Following PGN's Risks list, at the start of my career, nudged me to think more about topics like HCI, societal context, security, system correctness, and responsibility.
Going back to when the Internet was a much smaller place, his work must have been a positive direct influence on many of us.
@lauren I first worked with Peter N. back in the mid 1970s on secure operating systems. We both became advocates of capability based hardware and software, although we disagreed over whether those capabilities should be short term (and subject to garbage collection) or of infinite durability - I'm in the short-term camp.
Peter N. (and Richard F.) designed a hypothetical provably secure operating system back then - and my group at SDC set forth to try to build a machine to run it and to implement it. (We substantially modified the design, and we got some hardware pieces running by rewriting the microcode on a rather flexible Univac machine.)
Our paths intersected, intermittently, several times since then.

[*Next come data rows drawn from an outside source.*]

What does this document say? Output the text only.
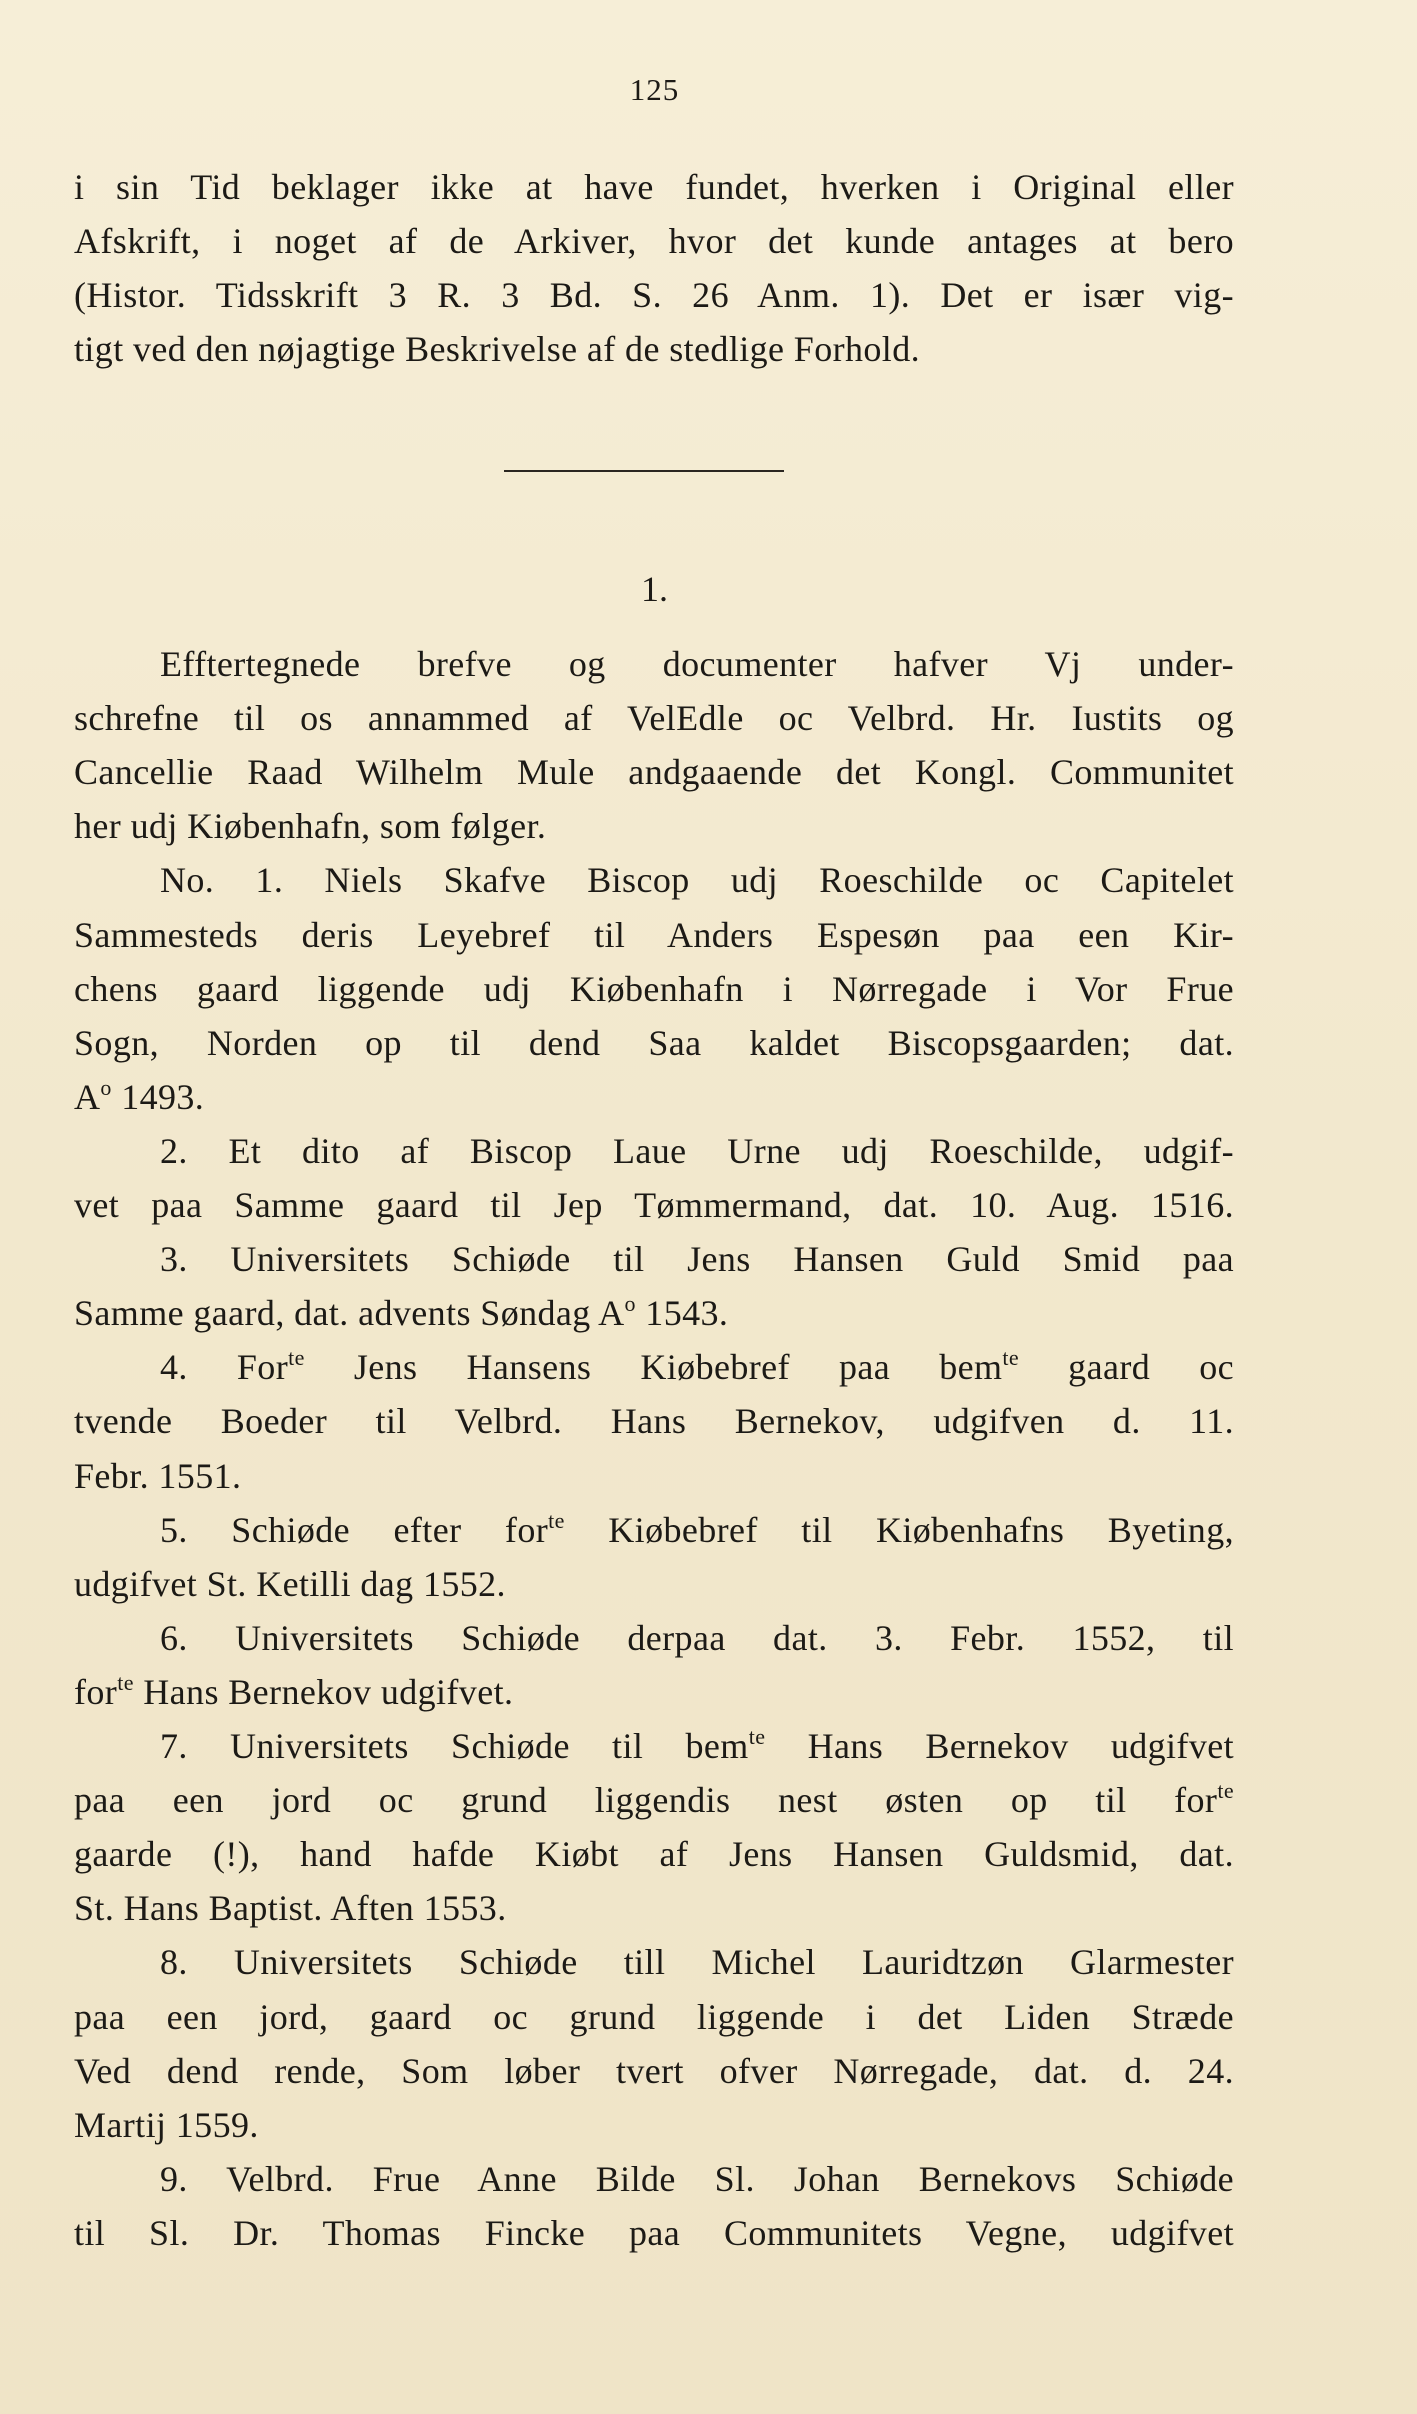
125
i sin Tid beklager ikke at have fundet, hverken i Original eller
Afskrift, i noget af de Arkiver, hvor det kunde antages at bero
(Histor. Tidsskrift 3 R. 3 Bd. S. 26 Anm. 1). Det er især vig-
tigt ved den nøjagtige Beskrivelse af de stedlige Forhold.
1.
Efftertegnede brefve og documenter hafver Vj under-
schrefne til os annammed af VelEdle oc Velbrd. Hr. Iustits og
Cancellie Raad Wilhelm Mule andgaaende det Kongl. Communitet
her udj Kiøbenhafn, som følger.
No. 1. Niels Skafve Biscop udj Roeschilde oc Capitelet
Sammesteds deris Leyebref til Anders Espesøn paa een Kir-
chens gaard liggende udj Kiøbenhafn i Nørregade i Vor Frue
Sogn, Norden op til dend Saa kaldet Biscopsgaarden; dat.
$A^o$ 1493.
2. Et dito af Biscop Laue Urne udj Roeschilde, udgif-
vet paa Samme gaard til Jep Tømmermand, dat. 10. Aug. 1516.
3. Universitets Schiøde til Jens Hansen Guld Smid paa
Samme gaard, dat. advents Søndag $A^o$ 1543.
4. For$^{te}$ Jens Hansens Kiøbebref paa bem$^{te}$ gaard oc
tvende Boeder til Velbrd. Hans Bernekov, udgifven d. 11.
Febr. 1551.
5. Schiøde efter for$^{te}$ Kiøbebref til Kiøbenhafns Byeting,
udgifvet St. Ketilli dag 1552.
6. Universitets Schiøde derpaa dat. 3. Febr. 1552, til
for$^{te}$ Hans Bernekov udgifvet.
7. Universitets Schiøde til bem$^{te}$ Hans Bernekov udgifvet
paa een jord oc grund liggendis nest østen op til for$^{te}$
gaarde (!), hand hafde Kiøbt af Jens Hansen Guldsmid, dat.
St. Hans Baptist. Aften 1553.
8. Universitets Schiøde till Michel Lauridtzøn Glarmester
paa een jord, gaard oc grund liggende i det Liden Stræde
Ved dend rende, Som løber tvert ofver Nørregade, dat. d. 24.
Martij 1559.
9. Velbrd. Frue Anne Bilde Sl. Johan Bernekovs Schiøde
til Sl. Dr. Thomas Fincke paa Communitets Vegne, udgifvet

I remember one visit to Peter in which a group from RSRE (UK) and I took a roundabout driving route and got trapped in a Sierra Nevada blizzard - but we made the meeting on time.
I hope that I can be as mentally able as I age as Peter N. was.
@lauren may his memory always be a great blessing for you. 🌟
I believe comp.risks was very essential in 90s for the development of my thinking about risks. Exchanged few emails with him.
@lauren
@lauren I'm so sorry for your loss (and the world's). May his memory be a blessing.
@lauren Just this morning I was writing something that was, in essence, a reply to a conversation we had... 14 years ago.
I was making sure that the points he raised, still relevant to my arguments, were properly addressed and was wondering "Should I send him a 'thinking of you'' note?"